In better times in the past, would Friedman have been merely laughed at, or tarred and feathered and run out of town on a rail?

The rot is deep and inveterate. At any time during the previous century-and-a-quarter, Friedman's paeans to the flat earth would have been regarded respectfully, assuming that his prose style were not so proletarian.

I've forgotten the other thing which is world-historically stupid in Friedman's exposition: the Iraq war as response to.... 9/11.

Um, Iraq had nothing to do with 9/11. Nothing.

But it does have everything to do with Friedman's argument, as it demonstrates that the Open Society and the Democratization Thesis are the silent premises in his argument.

"[M]easures inhibiting the social and economic intercourse of the Western and Muslim worlds" simply aren't on Friedman's radar screen. Maybe they should be, but they're not.

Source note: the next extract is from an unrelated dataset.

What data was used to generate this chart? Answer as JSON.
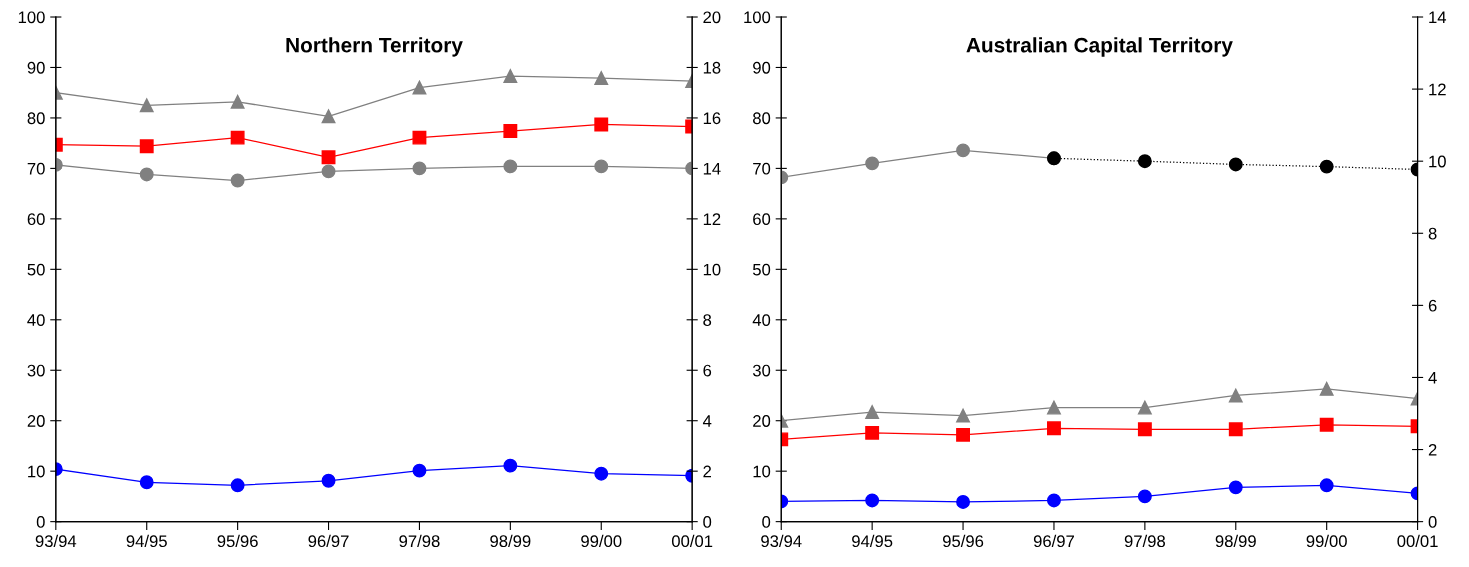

Then he is an extraordinarily naive or unthinking proponent of the Open Society. The whole point of said Society is that inhibiting social and economic intercourse is, like crossing the streams, baaad. And it seems to me fair to perceive Open Society Liberalism as the superstructure of Friedman's celebration of globalization, which is by and large the core of his political philosophy and program.

Don't forget that Popper meant by Open Society an open-ENDED one, which had not closed off its options with a rigid theory like Marxist historical determinism. Friedman means just openness as a value which can't be questioned, and which may be forced on other nations as well as on the loyal citizenry here. Valuing openness to aggression and the spread of evils, and flattening resistance would be his implicit ideal. Openness to the bad is not good, no amount of manipulation of fakey ideals like openness can change that. Such an openness-valuing conscience then must be open to every evil, and flattened as flat can be.